Когда для обозрения таинственной одежды был призван и Смельский, он просто опешил.

Это была по всем приметам та одежда, которая была надета на крестьянине, ехавшем в одном вагоне с Краевым.

– Ее надо предъявить обвиняемому, – быстро сказал он и передал во всех подробностях свое первое свидание с Краевым.

Граф покачал головой.

Уж очень все это странно и, что ни день, делается все необъяснимее.

Одежда была в тот же день отправлена к следователю, и на другой день утром Смельский поехал узнать о результатах предъявления.

Зайдя к камеру следователя, он получил сообщение, что обвиняемый узнал одежду и признал ее той самой, которая была на ехавшем с ним мужике.

– Это большой шаг, – добавил следователь, – теперь только остается получить от обвиняемого признание насчет того обстоятельства, кто этот парень, как его зовут, потому что верить в то, что он просто ехал с ним в вагоне, – глупо, сам факт говорит за то, что это один из сообщников ограбления, быть может, даже самый активный, который прибегнул к переодеванию и даже гримировке, ведь в вещах найден и парик…

Из этого переодевания видно, что субъект принадлежит к классу интеллигентов, так же как и арестованный, и из этого в свою очередь вытекает обстоятельство, подтверждающее показание потерпевшего Шилова, что на него напал не один только Краев, но несколько человек.
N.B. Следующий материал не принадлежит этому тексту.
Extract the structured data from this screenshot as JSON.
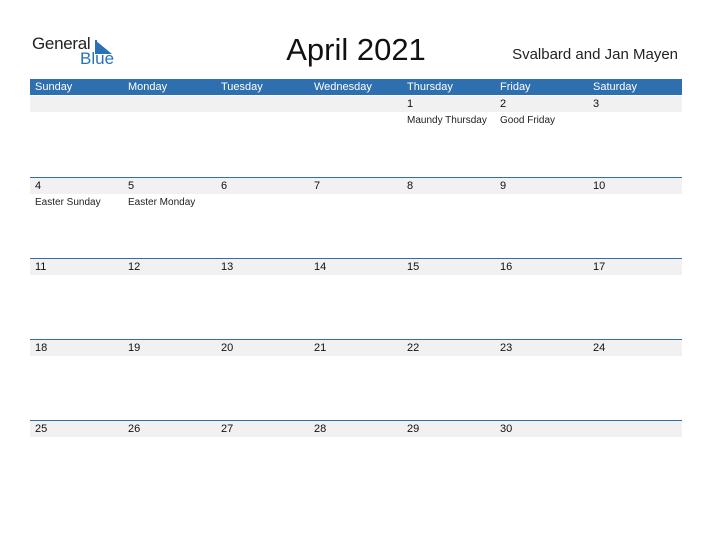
{
  "logo": {
    "general": "General",
    "blue": "Blue",
    "icon": "triangle-flag-icon"
  },
  "title": "April 2021",
  "region": "Svalbard and Jan Mayen",
  "colors": {
    "header": "#2e6faf",
    "strip": "#f1f1f1",
    "brand_blue": "#2a72b8"
  },
  "weekdays": [
    "Sunday",
    "Monday",
    "Tuesday",
    "Wednesday",
    "Thursday",
    "Friday",
    "Saturday"
  ],
  "weeks": [
    [
      {
        "day": ""
      },
      {
        "day": ""
      },
      {
        "day": ""
      },
      {
        "day": ""
      },
      {
        "day": "1",
        "holiday": "Maundy Thursday"
      },
      {
        "day": "2",
        "holiday": "Good Friday"
      },
      {
        "day": "3"
      }
    ],
    [
      {
        "day": "4",
        "holiday": "Easter Sunday"
      },
      {
        "day": "5",
        "holiday": "Easter Monday"
      },
      {
        "day": "6"
      },
      {
        "day": "7"
      },
      {
        "day": "8"
      },
      {
        "day": "9"
      },
      {
        "day": "10"
      }
    ],
    [
      {
        "day": "11"
      },
      {
        "day": "12"
      },
      {
        "day": "13"
      },
      {
        "day": "14"
      },
      {
        "day": "15"
      },
      {
        "day": "16"
      },
      {
        "day": "17"
      }
    ],
    [
      {
        "day": "18"
      },
      {
        "day": "19"
      },
      {
        "day": "20"
      },
      {
        "day": "21"
      },
      {
        "day": "22"
      },
      {
        "day": "23"
      },
      {
        "day": "24"
      }
    ],
    [
      {
        "day": "25"
      },
      {
        "day": "26"
      },
      {
        "day": "27"
      },
      {
        "day": "28"
      },
      {
        "day": "29"
      },
      {
        "day": "30"
      },
      {
        "day": ""
      }
    ]
  ]
}
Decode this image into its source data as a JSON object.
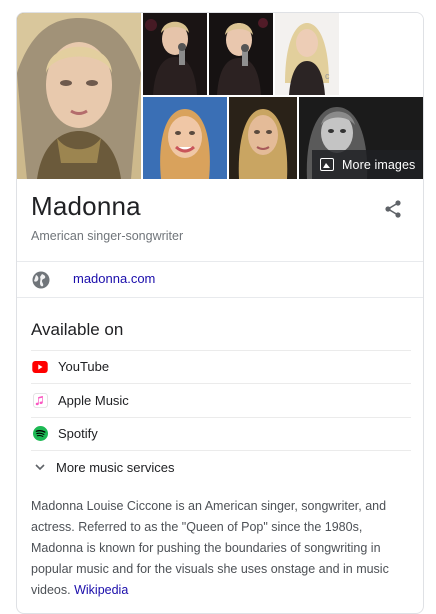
{
  "knowledge_panel": {
    "more_images_label": "More images",
    "name": "Madonna",
    "subtitle": "American singer-songwriter",
    "website": {
      "text": "madonna.com",
      "icon": "globe-icon"
    },
    "share_icon": "share-icon",
    "available_on": {
      "heading": "Available on",
      "services": [
        {
          "label": "YouTube",
          "icon": "youtube-icon",
          "color": "#ff0000"
        },
        {
          "label": "Apple Music",
          "icon": "apple-music-icon",
          "color": "#fa57c1"
        },
        {
          "label": "Spotify",
          "icon": "spotify-icon",
          "color": "#1db954"
        }
      ],
      "more_label": "More music services"
    },
    "description": {
      "text": "Madonna Louise Ciccone is an American singer, songwriter, and actress. Referred to as the \"Queen of Pop\" since the 1980s, Madonna is known for pushing the boundaries of songwriting in popular music and for the visuals she uses onstage and in music videos.",
      "source_label": "Wikipedia"
    },
    "colors": {
      "link": "#1a0dab",
      "secondary_text": "#70757a",
      "divider": "#e8eaed"
    }
  }
}
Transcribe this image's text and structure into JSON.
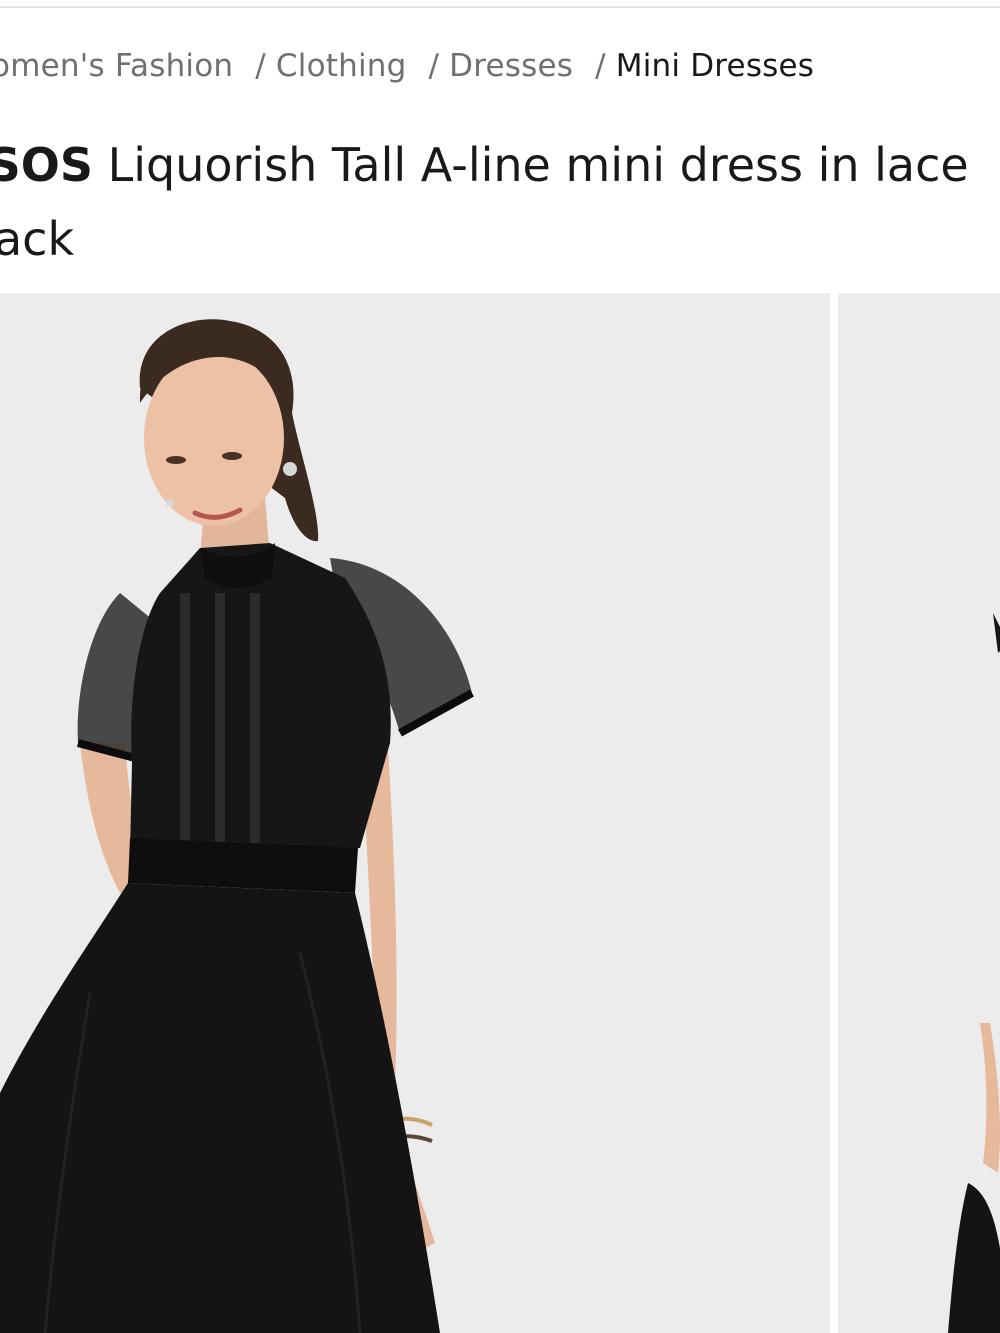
{
  "breadcrumb": {
    "items": [
      {
        "label": "Women's Fashion"
      },
      {
        "label": "Clothing"
      },
      {
        "label": "Dresses"
      },
      {
        "label": "Mini Dresses"
      }
    ],
    "separator": "/"
  },
  "product": {
    "brand": "ASOS",
    "title": "Liquorish Tall A-line mini dress in lace",
    "title_line2": "black"
  },
  "gallery": {
    "images": [
      {
        "alt": "Model wearing black A-line mini dress with lace sleeves"
      },
      {
        "alt": "Second product view"
      }
    ]
  },
  "colors": {
    "text": "#191919",
    "muted": "#707070",
    "photo_bg": "#ececec",
    "dress": "#141414"
  }
}
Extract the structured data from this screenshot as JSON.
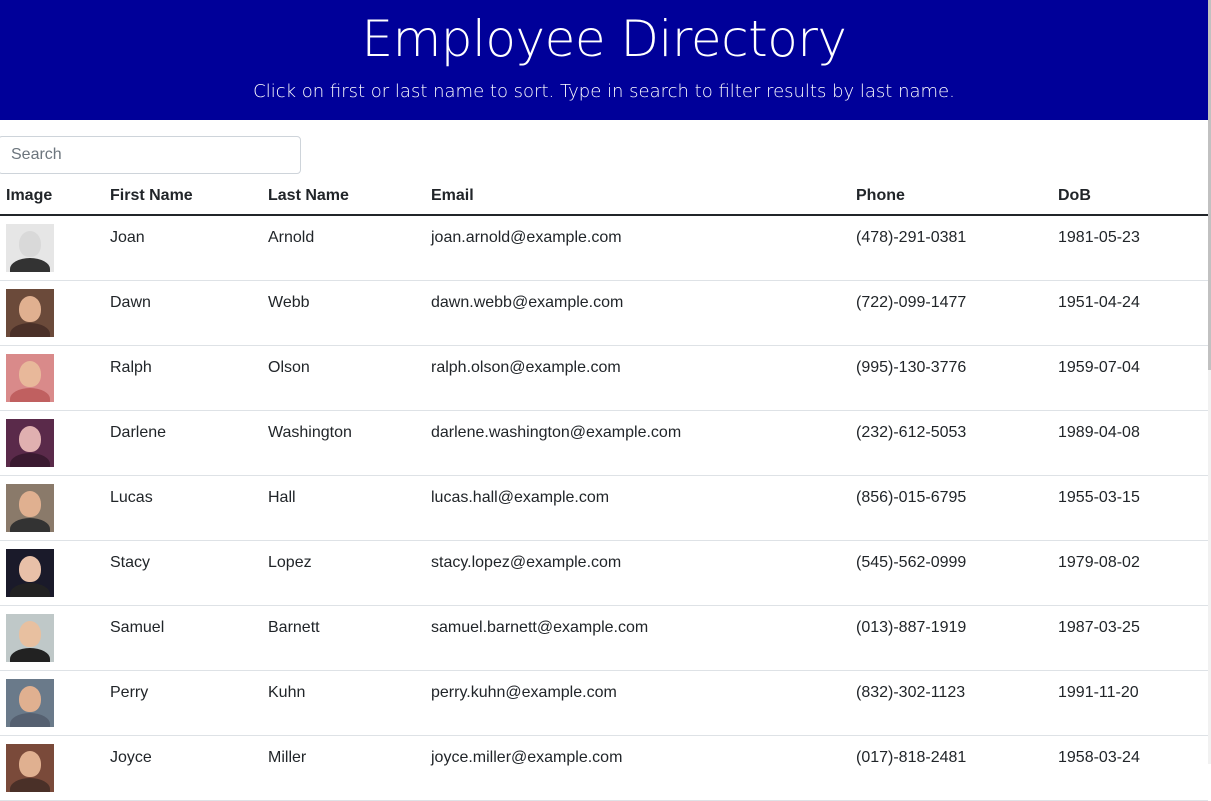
{
  "header": {
    "title": "Employee Directory",
    "subtitle": "Click on first or last name to sort. Type in search to filter results by last name."
  },
  "search": {
    "placeholder": "Search",
    "value": ""
  },
  "table": {
    "columns": [
      "Image",
      "First Name",
      "Last Name",
      "Email",
      "Phone",
      "DoB"
    ],
    "rows": [
      {
        "first": "Joan",
        "last": "Arnold",
        "email": "joan.arnold@example.com",
        "phone": "(478)-291-0381",
        "dob": "1981-05-23",
        "avatar": {
          "bg": "#e6e6e6",
          "skin": "#d9d9d9",
          "shirt": "#333333"
        }
      },
      {
        "first": "Dawn",
        "last": "Webb",
        "email": "dawn.webb@example.com",
        "phone": "(722)-099-1477",
        "dob": "1951-04-24",
        "avatar": {
          "bg": "#6b4a3a",
          "skin": "#e0b090",
          "shirt": "#4a3028"
        }
      },
      {
        "first": "Ralph",
        "last": "Olson",
        "email": "ralph.olson@example.com",
        "phone": "(995)-130-3776",
        "dob": "1959-07-04",
        "avatar": {
          "bg": "#d98a8a",
          "skin": "#e8b89a",
          "shirt": "#c06060"
        }
      },
      {
        "first": "Darlene",
        "last": "Washington",
        "email": "darlene.washington@example.com",
        "phone": "(232)-612-5053",
        "dob": "1989-04-08",
        "avatar": {
          "bg": "#5a2a4a",
          "skin": "#e0b0b0",
          "shirt": "#3a1a30"
        }
      },
      {
        "first": "Lucas",
        "last": "Hall",
        "email": "lucas.hall@example.com",
        "phone": "(856)-015-6795",
        "dob": "1955-03-15",
        "avatar": {
          "bg": "#8a7a6a",
          "skin": "#e0b090",
          "shirt": "#333333"
        }
      },
      {
        "first": "Stacy",
        "last": "Lopez",
        "email": "stacy.lopez@example.com",
        "phone": "(545)-562-0999",
        "dob": "1979-08-02",
        "avatar": {
          "bg": "#1a1a2a",
          "skin": "#e8c0a8",
          "shirt": "#222222"
        }
      },
      {
        "first": "Samuel",
        "last": "Barnett",
        "email": "samuel.barnett@example.com",
        "phone": "(013)-887-1919",
        "dob": "1987-03-25",
        "avatar": {
          "bg": "#bfc8c8",
          "skin": "#e8c0a0",
          "shirt": "#222222"
        }
      },
      {
        "first": "Perry",
        "last": "Kuhn",
        "email": "perry.kuhn@example.com",
        "phone": "(832)-302-1123",
        "dob": "1991-11-20",
        "avatar": {
          "bg": "#6a7a8a",
          "skin": "#e0b090",
          "shirt": "#556070"
        }
      },
      {
        "first": "Joyce",
        "last": "Miller",
        "email": "joyce.miller@example.com",
        "phone": "(017)-818-2481",
        "dob": "1958-03-24",
        "avatar": {
          "bg": "#7a4a3a",
          "skin": "#e0b090",
          "shirt": "#4a3028"
        }
      }
    ]
  }
}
Вывод был отчасти логичен, и Смельский невольно согласился с ним, хотя другое сомнение пришло ему на ум.

Зачем было Краеву, если он решился во всем запираться, описывать наружность парня и зачем признавать так просто и бестрепетно одежду?

Сообщив это свое соображение следователю, он, однако, не поколебал его первоначального образа мыслей.

В том виде, в каком дело предстало теперь, вследствие этой случайной находки, понимать его было гораздо проще. Да и в самом деле – зачем нарочно искать осложнений, когда существуют факты, сами за себя говорящие. Зайдя к Краеву, Смельский застал его очень взволнованным.

Заключенный ходил из угла в угол быстрыми и неровными шагами.

Увидев защитника, он так и кинулся к нему:

– Я узнал, Андрей Иванович! Да, да, это его одежда, в этой самой одежде парень сидел сзади меня в вагоне, но какое отношение имеет он к этому делу? Говорят, эту одежду вырыли где-то в сламотовском парке?

Смельский рассказал все известные ему обстоятельства, при которых Сламота извлек одежду.

Краев пришел еще в большее волнение:

– Этот парень шел за мной всю дорогу, но только он был сильно пьян и шатался из стороны в сторону.

Краев говорил это взволнованным голосом, глаза его блестели, казалось, он схватился за это новое обстоятельство как утопающий за соломинку, но это была именно соломинка, не оказывающая никакой пользы.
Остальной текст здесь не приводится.